Григорий Самойлович поднял голову:

– Я думаю, твое решение окончательно. Оно жестоко. Но я должен был знать, что рано или поздно так будет. – Он усмехнулся. – Да, недолго прожило мое счастье. Спасибо тебе за радость и горе, за все, что ты принесла. – Голос его дрогнул, говорить было трудно. – Но помни, в любой день, в любой час я буду ждать тебя. – Услышав всхлипывания у двери, он взглянул туда и только сейчас увидел стоявшую у портьеры плачущую Евдокию Андреевну. – Вот с ней и будем ждать тебя в этом, твоем, доме, – сказал он. Стараясь быть спокойным, спросил, когда она едет, и, услышав, что завтра, заторопился, махнул рукой, и, тяжело сутулясь, ушел в спальню.

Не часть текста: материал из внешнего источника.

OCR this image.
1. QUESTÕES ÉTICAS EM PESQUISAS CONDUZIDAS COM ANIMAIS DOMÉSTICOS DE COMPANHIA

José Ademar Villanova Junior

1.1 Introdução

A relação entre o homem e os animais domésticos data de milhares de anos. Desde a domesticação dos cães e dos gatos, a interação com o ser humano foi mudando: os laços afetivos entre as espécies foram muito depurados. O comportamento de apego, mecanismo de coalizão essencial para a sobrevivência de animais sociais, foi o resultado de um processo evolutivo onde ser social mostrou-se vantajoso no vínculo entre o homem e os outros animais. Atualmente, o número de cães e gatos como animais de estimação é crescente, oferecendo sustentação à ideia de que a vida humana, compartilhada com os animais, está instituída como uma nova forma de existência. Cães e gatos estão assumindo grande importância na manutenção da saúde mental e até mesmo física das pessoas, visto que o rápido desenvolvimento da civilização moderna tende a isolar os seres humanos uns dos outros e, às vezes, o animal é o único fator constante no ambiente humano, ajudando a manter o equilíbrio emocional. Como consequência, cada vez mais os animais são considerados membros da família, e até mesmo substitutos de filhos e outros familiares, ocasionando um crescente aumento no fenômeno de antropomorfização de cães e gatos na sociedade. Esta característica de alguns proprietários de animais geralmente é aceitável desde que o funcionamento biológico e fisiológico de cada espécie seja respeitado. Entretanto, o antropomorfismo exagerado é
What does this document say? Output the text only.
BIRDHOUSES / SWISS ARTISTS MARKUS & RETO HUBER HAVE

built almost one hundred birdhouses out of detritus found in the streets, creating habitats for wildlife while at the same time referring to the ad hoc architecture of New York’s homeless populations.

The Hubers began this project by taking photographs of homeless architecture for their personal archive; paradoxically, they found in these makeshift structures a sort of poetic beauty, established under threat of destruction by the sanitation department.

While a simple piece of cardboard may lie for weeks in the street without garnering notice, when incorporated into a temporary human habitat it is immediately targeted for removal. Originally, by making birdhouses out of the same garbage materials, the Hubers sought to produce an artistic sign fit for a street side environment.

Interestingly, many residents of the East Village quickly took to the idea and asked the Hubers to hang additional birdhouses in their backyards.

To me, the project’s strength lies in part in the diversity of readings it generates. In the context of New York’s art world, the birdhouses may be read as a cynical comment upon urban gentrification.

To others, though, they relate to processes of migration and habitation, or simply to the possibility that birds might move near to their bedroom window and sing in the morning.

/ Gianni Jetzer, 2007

Ночь прошла в сборах. Только под утро, прикорнув на диване, Елена забылась тяжелым сном. Утром ей позвонили от Березовского, предупредили, что заедут с билетом. Когда она кончила говорить, Григорий Самойлович подошел, обнял ее и долго смотрел в глаза, точно хотел запомнить дорогие ему черты. Потом поцеловал в голову и ушел из дому.

Вечером приехал секретарь Березовского. Евдокия Андреевна помогла одется и уже в дверях сунула в муфту сверток, шепнув, что так велел Григорий Самойлович. В машине она вскрыла конверт, там были деньги и небольшая записка. Он писал, что будет говорить всем, что она поехала в Сухум отдохнуть. Письмо кончалось словами: «Помни, в Москве ты оставила самого близкого „старого“ друга – напиши ему, если тебе будет тяжело». Слово старого было подчеркнуто!

– Неужели ей суждено приносить близким людям только несчастья?! – мелькнула горькая мысль. – Подумаешь, какая демоническая, «роковая» женщина.